Logstash http output plugin customize building json array for batching

Hello ,

We have a pipeline running on logstash 6.6.2 with input(redis)->filter(ruby)->output(http)

how do you batch http output using custom format ? we can't use format="json_batch" because it will construct a simple json array which will be invalid per the schema defined by the http endpoint (owned by different team).

How do i go about combining batch of messages using my own json format ? any ideas/suggestions ?


Input log messages :

{json1} , {json2} , {json3} .. {jsonN}

output (with format="json_batch"):

 [{json1} , {json2} , {json3} .. {jsonN}] 

output (customized):

{ records : [{json1} , {json2} , {json3} .. {jsonN}] }

That is not simple. outputs sometimes have a receive method that consumes a single event, and sometimes have a multi_receive method that consumes an array of events (a batch). The multi_receive method typically iterates over the array and processes the events one at a time. The http output is unusual in that it can process the entire array in one shot. However, it provides no flexibility on the request format that it sends over http.

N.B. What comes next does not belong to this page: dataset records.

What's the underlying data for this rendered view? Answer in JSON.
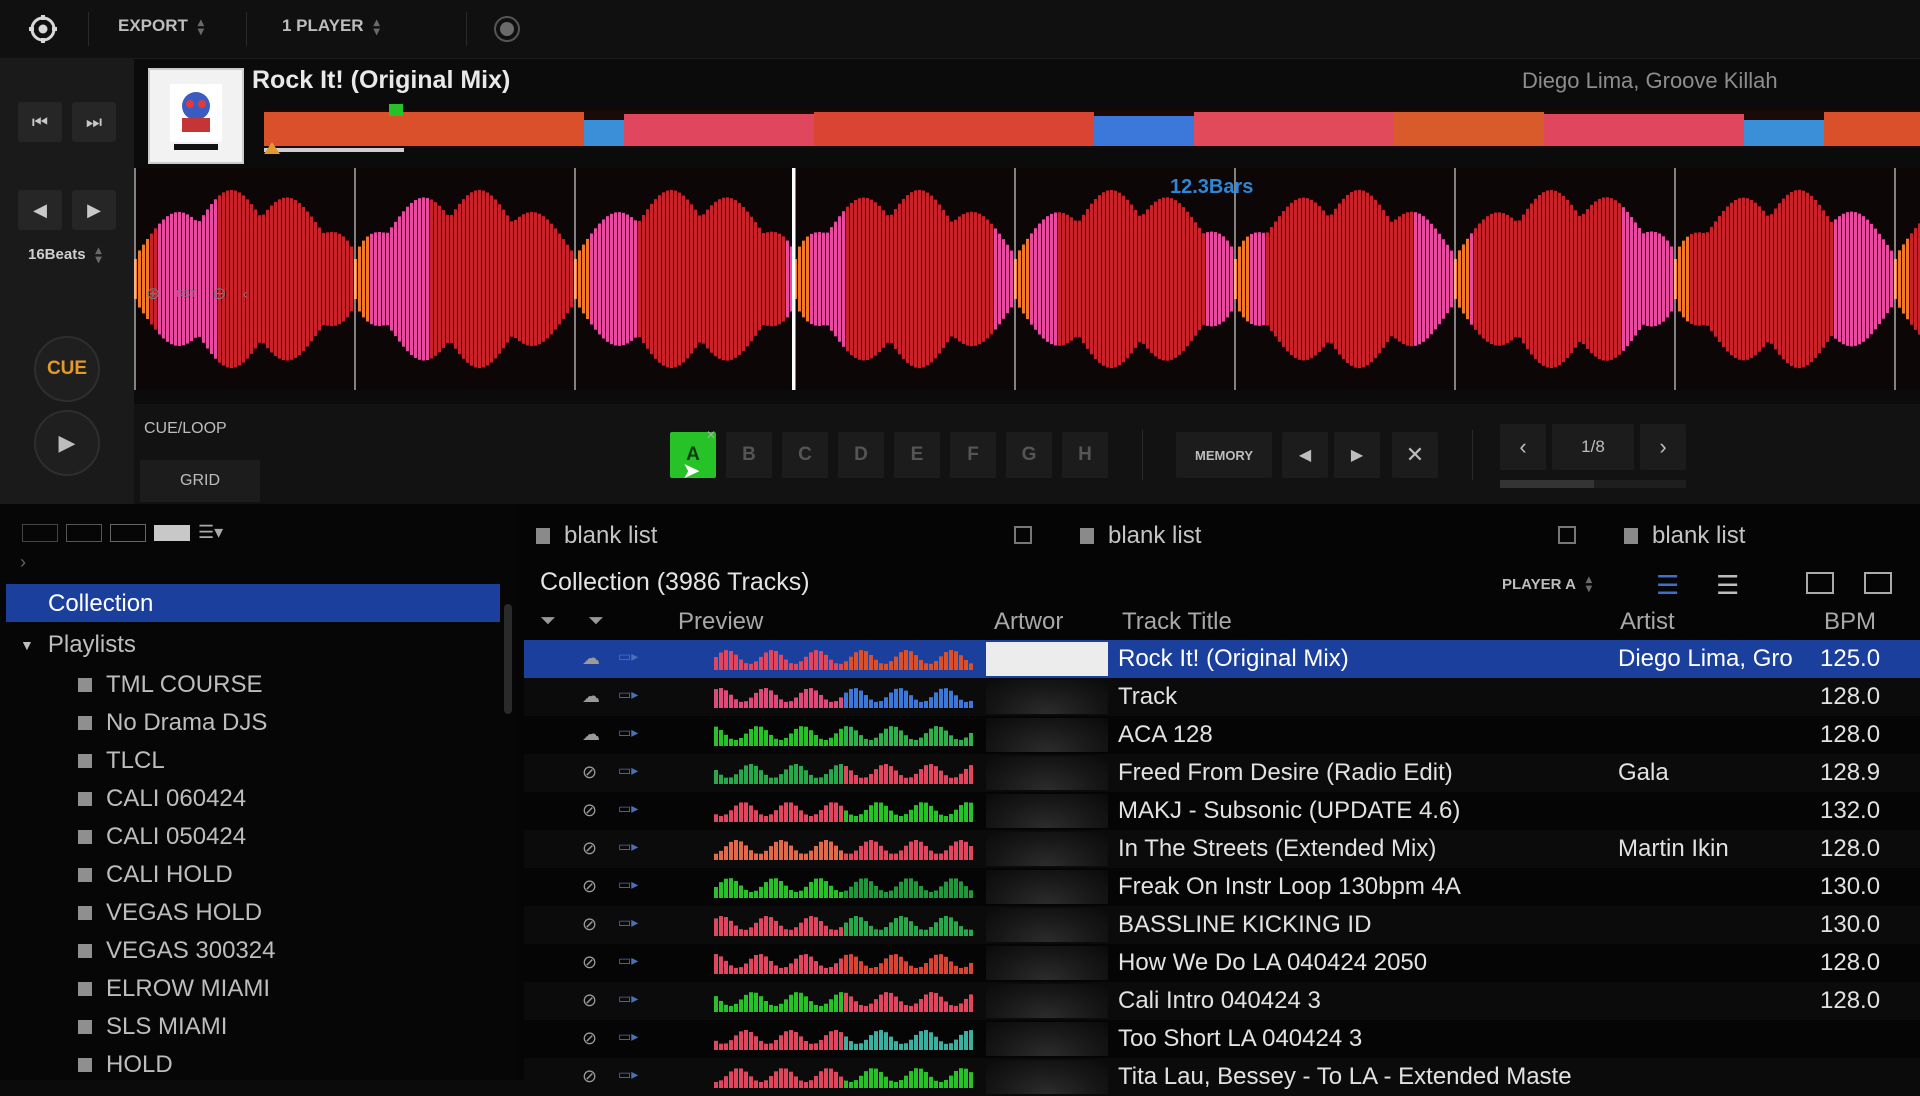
{
  "topbar": {
    "export_label": "EXPORT",
    "player_mode_label": "1 PLAYER"
  },
  "deck": {
    "title": "Rock It! (Original Mix)",
    "artist": "Diego Lima, Groove Killah",
    "beat_jump_label": "16Beats",
    "bars_label": "12.3Bars",
    "cue_label": "CUE",
    "cue_loop_tab": "CUE/LOOP",
    "grid_tab": "GRID",
    "zoom_reset_label": "RST"
  },
  "hot_cues": [
    "A",
    "B",
    "C",
    "D",
    "E",
    "F",
    "G",
    "H"
  ],
  "memory_label": "MEMORY",
  "page_indicator": "1/8",
  "browser": {
    "list_tabs": [
      "blank list",
      "blank list",
      "blank list"
    ],
    "collection_header": "Collection (3986 Tracks)",
    "player_select": "PLAYER A",
    "sidebar": {
      "collection_label": "Collection",
      "playlists_label": "Playlists",
      "playlists": [
        "TML COURSE",
        "No Drama DJS",
        "TLCL",
        "CALI 060424",
        "CALI 050424",
        "CALI HOLD",
        "VEGAS HOLD",
        "VEGAS 300324",
        "ELROW MIAMI",
        "SLS MIAMI",
        "HOLD"
      ]
    },
    "columns": {
      "preview": "Preview",
      "artwork": "Artwor",
      "title": "Track Title",
      "artist": "Artist",
      "bpm": "BPM"
    },
    "tracks": [
      {
        "title": "Rock It! (Original Mix)",
        "artist": "Diego Lima, Gro",
        "bpm": "125.0"
      },
      {
        "title": "Track",
        "artist": "",
        "bpm": "128.0"
      },
      {
        "title": "ACA 128",
        "artist": "",
        "bpm": "128.0"
      },
      {
        "title": "Freed From Desire (Radio Edit)",
        "artist": "Gala",
        "bpm": "128.9"
      },
      {
        "title": "MAKJ - Subsonic (UPDATE 4.6)",
        "artist": "",
        "bpm": "132.0"
      },
      {
        "title": "In The Streets (Extended Mix)",
        "artist": "Martin Ikin",
        "bpm": "128.0"
      },
      {
        "title": "Freak On Instr Loop 130bpm 4A",
        "artist": "",
        "bpm": "130.0"
      },
      {
        "title": "BASSLINE KICKING ID",
        "artist": "",
        "bpm": "130.0"
      },
      {
        "title": "How We Do LA 040424 2050",
        "artist": "",
        "bpm": "128.0"
      },
      {
        "title": "Cali Intro 040424 3",
        "artist": "",
        "bpm": "128.0"
      },
      {
        "title": "Too Short LA 040424 3",
        "artist": "",
        "bpm": ""
      },
      {
        "title": "Tita Lau, Bessey - To LA - Extended Maste",
        "artist": "",
        "bpm": ""
      }
    ]
  },
  "colors": {
    "accent_blue": "#1b3f9c",
    "hotcue_green": "#27c227",
    "cue_orange": "#e29a2a",
    "bars_blue": "#2f86d4"
  }
}
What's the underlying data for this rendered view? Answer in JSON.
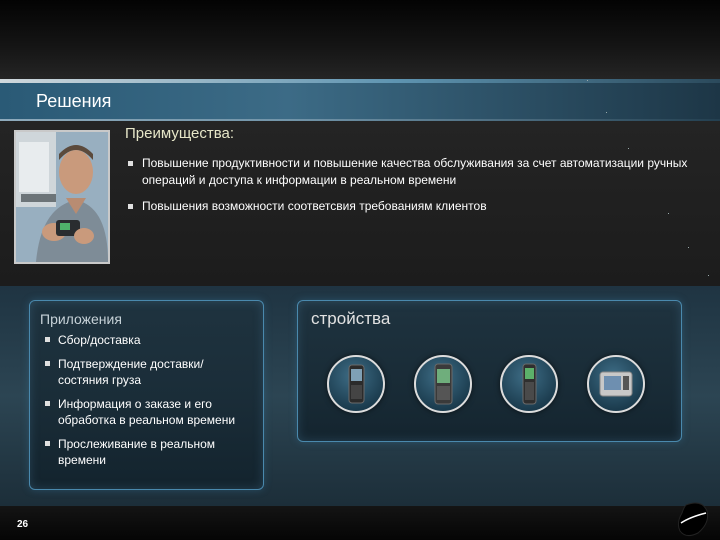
{
  "title": "Решения",
  "advantages": {
    "heading": "Преимущества:",
    "items": [
      "Повышение продуктивности и повышение качества обслуживания за счет автоматизации ручных операций и доступа к информации в реальном времени",
      "Повышения возможности соответсвия требованиям клиентов"
    ]
  },
  "applications": {
    "heading": "Приложения",
    "items": [
      "Сбор/доставка",
      "Подтверждение доставки/состяния груза",
      "Информация о заказе и его обработка в реальном времени",
      "Прослеживание в реальном времени"
    ]
  },
  "devices": {
    "heading": "стройства",
    "icons": [
      "handheld-computer-icon",
      "rugged-pda-icon",
      "handheld-scanner-icon",
      "vehicle-terminal-icon"
    ]
  },
  "footer": {
    "page_number": "26"
  },
  "colors": {
    "title_bar": "#3c6b86",
    "panel_border": "#4a89ad",
    "heading_yellow": "#e6e6c8"
  }
}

That means you will have to do some work in the filter section, and the filter section does not see a batch, it sees individual events.

If you are OK with sending one event per request

{ records : [{json1}] }
{ records : [{json2}] }
{ records : [{json3}] }

etc., then modifying the format is not very hard.

Otherwise you are going to have to aggregate the events to create a batch. That can be done. There is an example of combining events with a limit on size here. You could change that to add a set number of events to an array, effectively re-creating the batch.

Which approach do you prefer?

Thanks Badger. Since I am trying to optimize the number of HTTP Calls , anything that i can do to send batch of messages in a single request would help.

In your example , filter "aggregate" seems to need taskid to group events , where as the log messages i have do not have any correlation between them . how can we use it ?

i see what you are saying , basically consider all messages as part of the same taskid and create batches either based on the size or number of messages. That should work :slight_smile:

Assuming you do not care which events are combined with which others then you can add one

mutate { add_field => { "[@metadata][task]" => "1" } }

and then use

task_id => "[@metadata][task]"

Normally you have to set pipeline.workers to 1 to use aggregate but in this case it may work even if you do not.

1 Like